The challenges of modernity for reindeer management (RENMAN)
Leader: Bruce Forbes Start of the project: 2001
Research group: Global change End of the project: 2004
This research project addressed fundamental questions regarding the
future sustainable utilization of reindeer (Rangifer tarandus) in the
subarctic/subalpine and boreal regions of Europe in order to enhance the
quality of life of local human populations and the appropriate
management of living resources. Reindeer management is among the most
important mutually competing uses of natural resources and the
environment in the Barents Euro-Arctic Region, or BEAR. It is also one
of the oldest and most resilient forms of livelihood in the region.
Semi-domestic reindeer comprise a living resource that is central to the
cultures of many northern indigenous peoples, including the Sami, as
well as non-indigenous people in some areas (e.g., Finland, Russia).
RENMAN intended to study these human-environmental
interactions and related problems in an interdisciplinary manner by
combining and integrating the expertise of a multi-national consortium
of social scientists, natural scientists and – most importantly – the
herders themselves. Established methodologies deriving from the various
disciplines involved here - anthropology, economics, geography, soil
science and biology - were combined in order to enhance the holistic
approach the research team intends to apply. The aims of RENMAN had the
following general themes, focusing on the interaction between rural
human populations and reindeer:
1. The human dimensions of reindeer management and involvement of local rural populations in the research and scenario-building process.
2. Examination of the various resource-based conflicts surrounding reindeer management, including: (i) disparities among EU and Russian markets; (ii) the cultural perceptions (both herders and dominant society) of ecology itself; and (iii) a systematic comparison of herders’ experience-based knowledge and science-based knowledge.
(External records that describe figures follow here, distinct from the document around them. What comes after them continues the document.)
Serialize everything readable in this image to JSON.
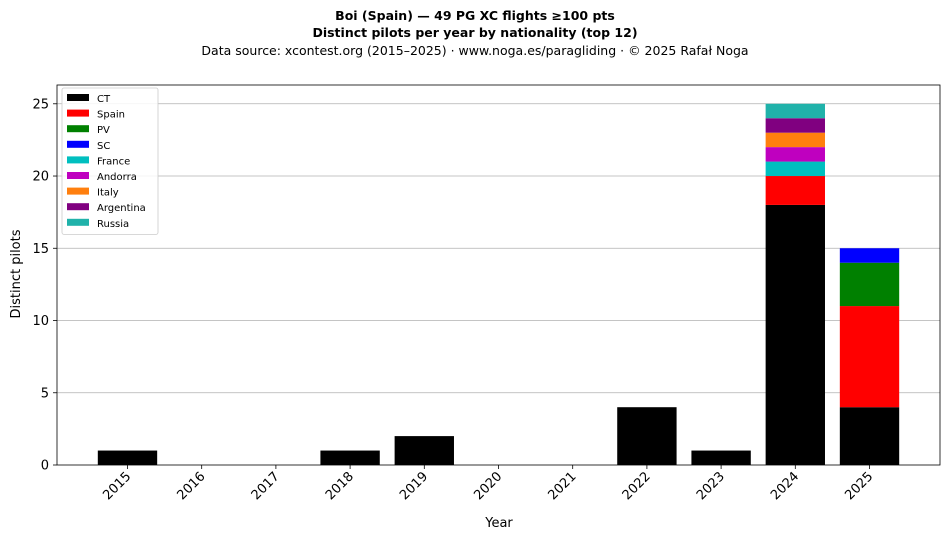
{
  "header": {
    "title_line1": "Boi (Spain)  —  49 PG XC flights ≥100 pts",
    "title_line2": "Distinct pilots per year by nationality (top 12)",
    "subtitle": "Data source: xcontest.org (2015–2025)  ·  www.noga.es/paragliding  ·  © 2025 Rafał Noga"
  },
  "chart_data": {
    "type": "bar",
    "stacked": true,
    "title": "Boi (Spain)  —  49 PG XC flights ≥100 pts",
    "subtitle": "Distinct pilots per year by nationality (top 12)",
    "xlabel": "Year",
    "ylabel": "Distinct pilots",
    "categories": [
      "2015",
      "2016",
      "2017",
      "2018",
      "2019",
      "2020",
      "2021",
      "2022",
      "2023",
      "2024",
      "2025"
    ],
    "ylim": [
      0,
      26.3
    ],
    "yticks": [
      0,
      5,
      10,
      15,
      20,
      25
    ],
    "grid": "y",
    "legend_position": "top-left",
    "series": [
      {
        "name": "CT",
        "color": "#000000",
        "values": [
          1,
          0,
          0,
          1,
          2,
          0,
          0,
          4,
          1,
          18,
          4
        ]
      },
      {
        "name": "Spain",
        "color": "#ff0000",
        "values": [
          0,
          0,
          0,
          0,
          0,
          0,
          0,
          0,
          0,
          2,
          7
        ]
      },
      {
        "name": "PV",
        "color": "#008000",
        "values": [
          0,
          0,
          0,
          0,
          0,
          0,
          0,
          0,
          0,
          0,
          3
        ]
      },
      {
        "name": "SC",
        "color": "#0000ff",
        "values": [
          0,
          0,
          0,
          0,
          0,
          0,
          0,
          0,
          0,
          0,
          1
        ]
      },
      {
        "name": "France",
        "color": "#00bfbf",
        "values": [
          0,
          0,
          0,
          0,
          0,
          0,
          0,
          0,
          0,
          1,
          0
        ]
      },
      {
        "name": "Andorra",
        "color": "#bf00bf",
        "values": [
          0,
          0,
          0,
          0,
          0,
          0,
          0,
          0,
          0,
          1,
          0
        ]
      },
      {
        "name": "Italy",
        "color": "#ff7f0e",
        "values": [
          0,
          0,
          0,
          0,
          0,
          0,
          0,
          0,
          0,
          1,
          0
        ]
      },
      {
        "name": "Argentina",
        "color": "#800080",
        "values": [
          0,
          0,
          0,
          0,
          0,
          0,
          0,
          0,
          0,
          1,
          0
        ]
      },
      {
        "name": "Russia",
        "color": "#20b2aa",
        "values": [
          0,
          0,
          0,
          0,
          0,
          0,
          0,
          0,
          0,
          1,
          0
        ]
      }
    ]
  }
}
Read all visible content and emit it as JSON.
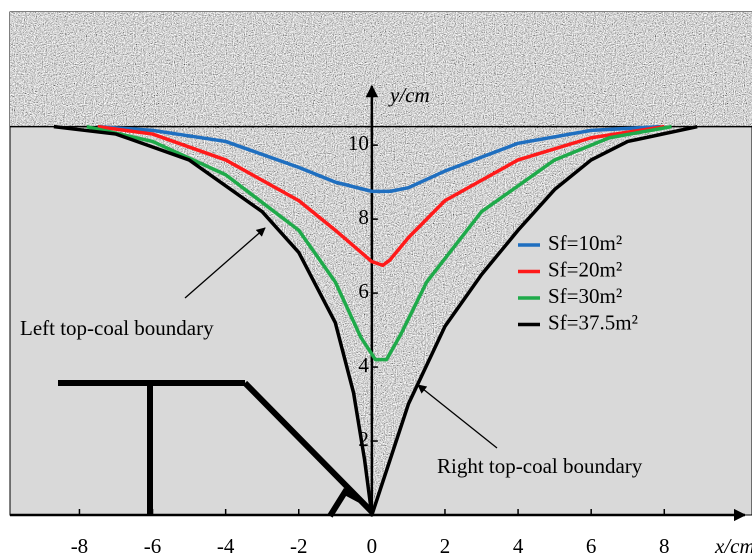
{
  "chart_data": {
    "type": "line",
    "xlabel": "x/cm",
    "ylabel": "y/cm",
    "xlim": [
      -9.9,
      10.4
    ],
    "ylim": [
      0,
      13.6
    ],
    "xticks": [
      -8,
      -6,
      -4,
      -2,
      0,
      2,
      4,
      6,
      8
    ],
    "yticks": [
      2,
      4,
      6,
      8,
      10
    ],
    "legend": "right",
    "annotations": [
      "Left top-coal boundary",
      "Right top-coal boundary"
    ],
    "series": [
      {
        "name": "Sf=10m²",
        "color": "#1f6fc0",
        "x": [
          -7.5,
          -6,
          -4,
          -2,
          -1,
          0,
          0.5,
          1,
          2,
          4,
          6,
          7.9
        ],
        "values": [
          10.5,
          10.4,
          10.1,
          9.4,
          9.0,
          8.75,
          8.75,
          8.85,
          9.3,
          10.05,
          10.4,
          10.5
        ]
      },
      {
        "name": "Sf=20m²",
        "color": "#ff1a1a",
        "x": [
          -7.5,
          -6,
          -4,
          -2,
          -1,
          0,
          0.3,
          0.5,
          1,
          2,
          4,
          6,
          8
        ],
        "values": [
          10.5,
          10.3,
          9.6,
          8.5,
          7.7,
          6.85,
          6.75,
          6.9,
          7.5,
          8.5,
          9.6,
          10.2,
          10.5
        ]
      },
      {
        "name": "Sf=30m²",
        "color": "#1faa4a",
        "x": [
          -7.8,
          -6,
          -4,
          -2,
          -1,
          -0.3,
          0.1,
          0.4,
          0.8,
          1.5,
          3,
          5,
          6.5,
          8.2
        ],
        "values": [
          10.5,
          10.1,
          9.2,
          7.7,
          6.3,
          4.8,
          4.2,
          4.2,
          4.9,
          6.3,
          8.2,
          9.6,
          10.2,
          10.5
        ]
      },
      {
        "name": "Sf=37.5m²",
        "color": "#000000",
        "x": [
          -8.7,
          -7,
          -5,
          -3,
          -2,
          -1,
          -0.5,
          -0.2,
          0,
          0.5,
          1,
          2,
          3,
          4,
          5,
          6,
          7,
          8.9
        ],
        "values": [
          10.5,
          10.3,
          9.6,
          8.2,
          7.1,
          5.2,
          3.3,
          1.5,
          0,
          1.5,
          3.0,
          5.1,
          6.5,
          7.7,
          8.8,
          9.6,
          10.1,
          10.5
        ]
      }
    ]
  }
}
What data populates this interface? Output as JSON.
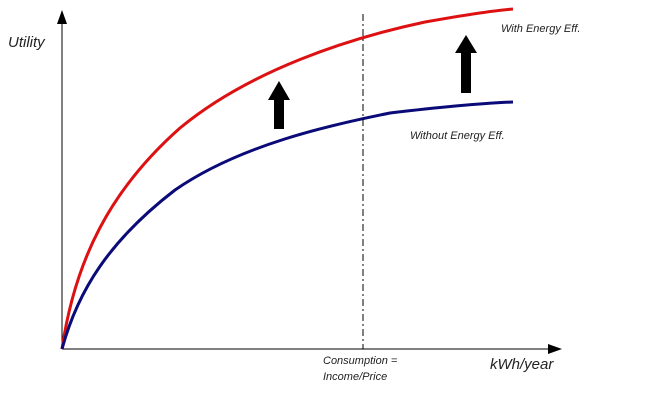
{
  "diagram": {
    "y_axis_label": "Utility",
    "x_axis_label": "kWh/year",
    "consumption_label_line1": "Consumption =",
    "consumption_label_line2": "Income/Price",
    "curve_with_label": "With Energy Eff.",
    "curve_without_label": "Without Energy Eff.",
    "curve_with_color": "#dd1111",
    "curve_without_color": "#0a0a78",
    "axis_color": "#000000",
    "arrow_color": "#000000",
    "guide_line_style": "dash-dot",
    "arrows": "two upward arrows indicating the curve shift"
  }
}
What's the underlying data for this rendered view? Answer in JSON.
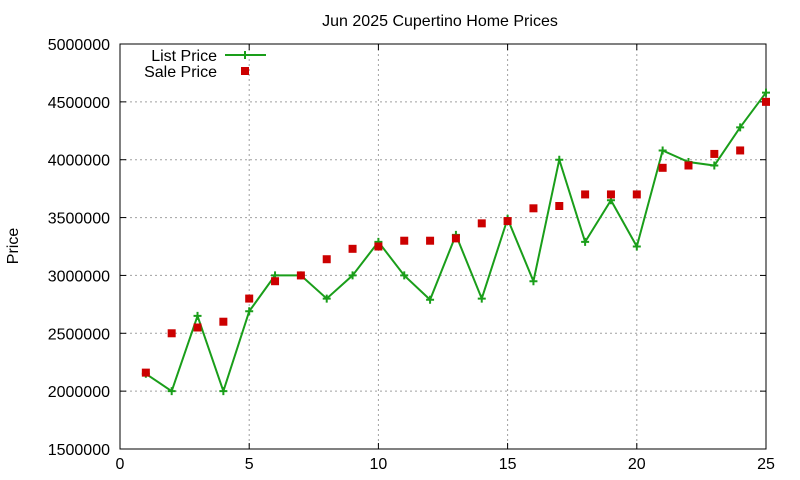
{
  "chart_data": {
    "type": "line",
    "title": "Jun 2025 Cupertino Home Prices",
    "xlabel": "",
    "ylabel": "Price",
    "xlim": [
      0,
      25
    ],
    "ylim": [
      1500000,
      5000000
    ],
    "x_ticks": [
      0,
      5,
      10,
      15,
      20,
      25
    ],
    "x_tick_labels": [
      "0",
      "5",
      "10",
      "15",
      "20",
      "25"
    ],
    "y_ticks": [
      1500000,
      2000000,
      2500000,
      3000000,
      3500000,
      4000000,
      4500000,
      5000000
    ],
    "y_tick_labels": [
      "1500000",
      "2000000",
      "2500000",
      "3000000",
      "3500000",
      "4000000",
      "4500000",
      "5000000"
    ],
    "grid": true,
    "legend_position": "top-left",
    "x": [
      1,
      2,
      3,
      4,
      5,
      6,
      7,
      8,
      9,
      10,
      11,
      12,
      13,
      14,
      15,
      16,
      17,
      18,
      19,
      20,
      21,
      22,
      23,
      24,
      25
    ],
    "series": [
      {
        "name": "List Price",
        "style": "line+cross",
        "color": "#1a9e1a",
        "values": [
          2150000,
          2000000,
          2650000,
          2000000,
          2690000,
          3000000,
          3000000,
          2800000,
          3000000,
          3290000,
          3000000,
          2790000,
          3350000,
          2800000,
          3490000,
          2950000,
          4000000,
          3290000,
          3650000,
          3250000,
          4080000,
          3980000,
          3950000,
          4280000,
          4580000
        ]
      },
      {
        "name": "Sale Price",
        "style": "square",
        "color": "#cc0000",
        "values": [
          2160000,
          2500000,
          2550000,
          2600000,
          2800000,
          2950000,
          3000000,
          3140000,
          3230000,
          3250000,
          3300000,
          3300000,
          3320000,
          3450000,
          3470000,
          3580000,
          3600000,
          3700000,
          3700000,
          3700000,
          3930000,
          3950000,
          4050000,
          4080000,
          4500000
        ]
      }
    ]
  }
}
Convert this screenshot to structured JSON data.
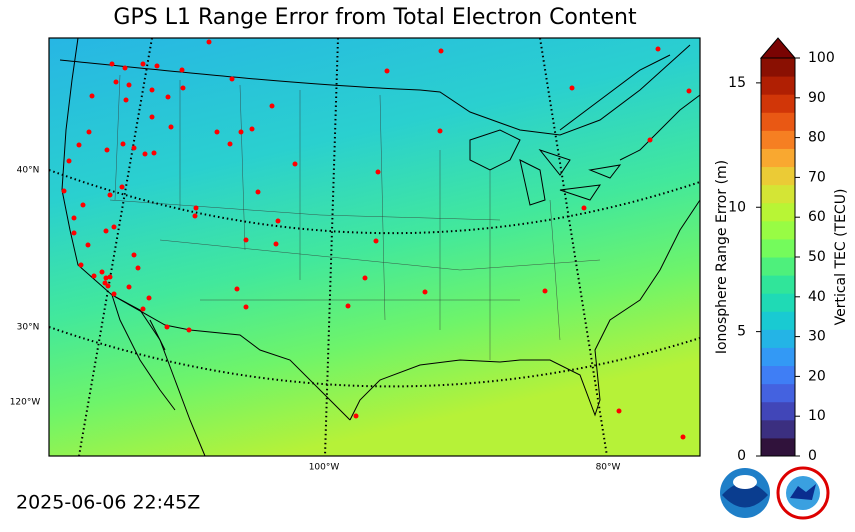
{
  "title": "GPS L1 Range Error from Total Electron Content",
  "timestamp": "2025-06-06 22:45Z",
  "map": {
    "lat_labels": [
      "40°N",
      "30°N"
    ],
    "lon_labels": [
      "120°W",
      "100°W",
      "80°W"
    ]
  },
  "colorbar": {
    "left_label": "Ionosphere Range Error (m)",
    "left_lim": [
      0,
      16
    ],
    "left_ticks": [
      0,
      5,
      10,
      15
    ],
    "right_label": "Vertical TEC (TECU)",
    "right_lim": [
      0,
      100
    ],
    "right_ticks": [
      0,
      10,
      20,
      30,
      40,
      50,
      60,
      70,
      80,
      90,
      100
    ],
    "colors": [
      "#30123b",
      "#3b2f80",
      "#4146b8",
      "#4462e0",
      "#3f7ef5",
      "#3399f5",
      "#24b4e6",
      "#19cad2",
      "#1fdab5",
      "#30e59a",
      "#4ef07c",
      "#74fb5c",
      "#98fc44",
      "#b8f535",
      "#d4e535",
      "#ebcb36",
      "#f9a830",
      "#f67f22",
      "#e95814",
      "#d13608",
      "#b01f03",
      "#8a1002"
    ],
    "extend_color": "#7a0403"
  }
}
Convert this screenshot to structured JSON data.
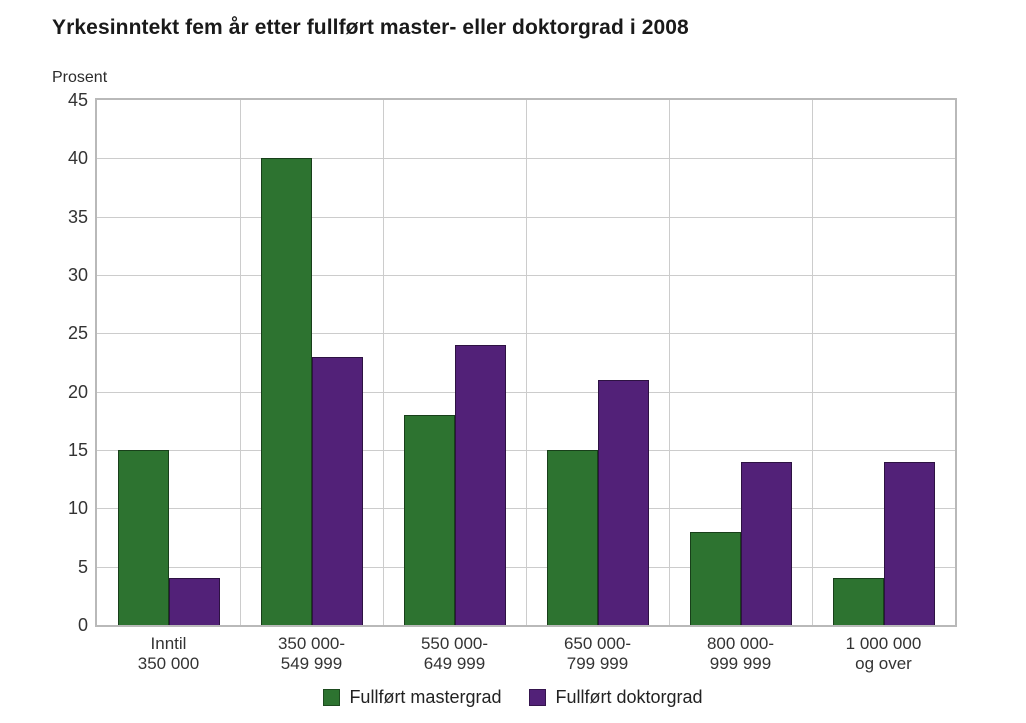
{
  "chart_data": {
    "type": "bar",
    "title": "Yrkesinntekt fem år etter fullført master- eller doktorgrad i 2008",
    "ylabel": "Prosent",
    "xlabel": "",
    "ylim": [
      0,
      45
    ],
    "ytick_step": 5,
    "grid": true,
    "legend_position": "bottom",
    "categories": [
      "Inntil\n350 000",
      "350 000-\n549 999",
      "550 000-\n649 999",
      "650 000-\n799 999",
      "800 000-\n999 999",
      "1 000 000\nog over"
    ],
    "series": [
      {
        "name": "Fullført mastergrad",
        "color": "#2d7330",
        "values": [
          15,
          40,
          18,
          15,
          8,
          4
        ]
      },
      {
        "name": "Fullført doktorgrad",
        "color": "#522178",
        "values": [
          4,
          23,
          24,
          21,
          14,
          14
        ]
      }
    ],
    "colors": {
      "grid": "#cccccc",
      "plot_border": "#b9b9b9",
      "bar_border": "#3f3f3f",
      "text": "#333333",
      "title": "#1a1a1a",
      "background": "#ffffff"
    }
  }
}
3. Quality of reindeer pastures, with special emphasis on summer pastures. This will involve qualitative characterizations and mapping of various habitats and estimation of their potential from the perspective of the herders (and the reindeer!), coupled with quantitative investigations of ecosystem productivity and nutrient cycling.
4. Quality of soils and surface waters. This will involve quantitative evaluation of the impacts of varying reindeer densities in relation to sustainable production and risk assessment of pathogens spreading to animals and humans under changing management.
Central research questions were:
• Is "overgrazing" the only problem and reducing the number of reindeer the only solution in reindeer management?
• What are the key issues in reindeer management for the local reindeer herding communities?
• What is the future of reindeer management in northern Fenno-Scandia and adjacent northwest Russia?
• We know a lot about winter pastures, but what about the quality of summer pastures?
• Can herders participate meaningfully in the research process?
• How best to integrate reindeer management with other uses of the northern environment, such as tourism, forestry, and hydropower?
The project involved partners from nine institutes in five countries:
1. Arctic Centre, University of Lapland (coordinator);
2. Department of Geography, University of Oulu;
3. Finnish Forest Research Institute, Rovaniemi;
4. Helsinki University of Technology, Espoo;
5. Institute for Polar Ecology, Christian-Albrechts
University, Kiel, Germany;
6. The Norwegian Crop Research Institute, Tromsø,
7. Department of Social Anthropology, University of
8. Institute for Cultural Anthropology and Ethnology,
Uppsala University, Sweden;
9.Institute for Anthropological Field Research, New
Bulgarian University, Sofia,Bulgaria.
RENMAN project participants in Oteren, Norway discussing
the selection of study sites along the Norway/Finland border.
In the photo from left are as follows: Johan Mathis Turi,
Chairman of the Association of World Reindeer Herders;
Christian Uhlig, researcher from Norwegian Crop Research
Institute; Heidi Kitti, Ph.D. student from Arctic Centre,
University of Lapland; and Timo Kumpula, Ph.D.
student from Department of Geography, University of Oulu.
Photo: Bruce Forbes
IKONOS – 2 false color satellite image from Jauristunturit,
acquired 28 June 2001. The reindeer fence on Finnish –
Norwegian border is visible because of higher reindeer
lichen coverage in Norway (upper part of the image).
Forbes, B.C. et al. (eds.) Reindeer management in northernmost Europe: linking practical and scientific knowledge in social-ecological systems. Ecological Studies 184. Springer-Verlag, Berlin.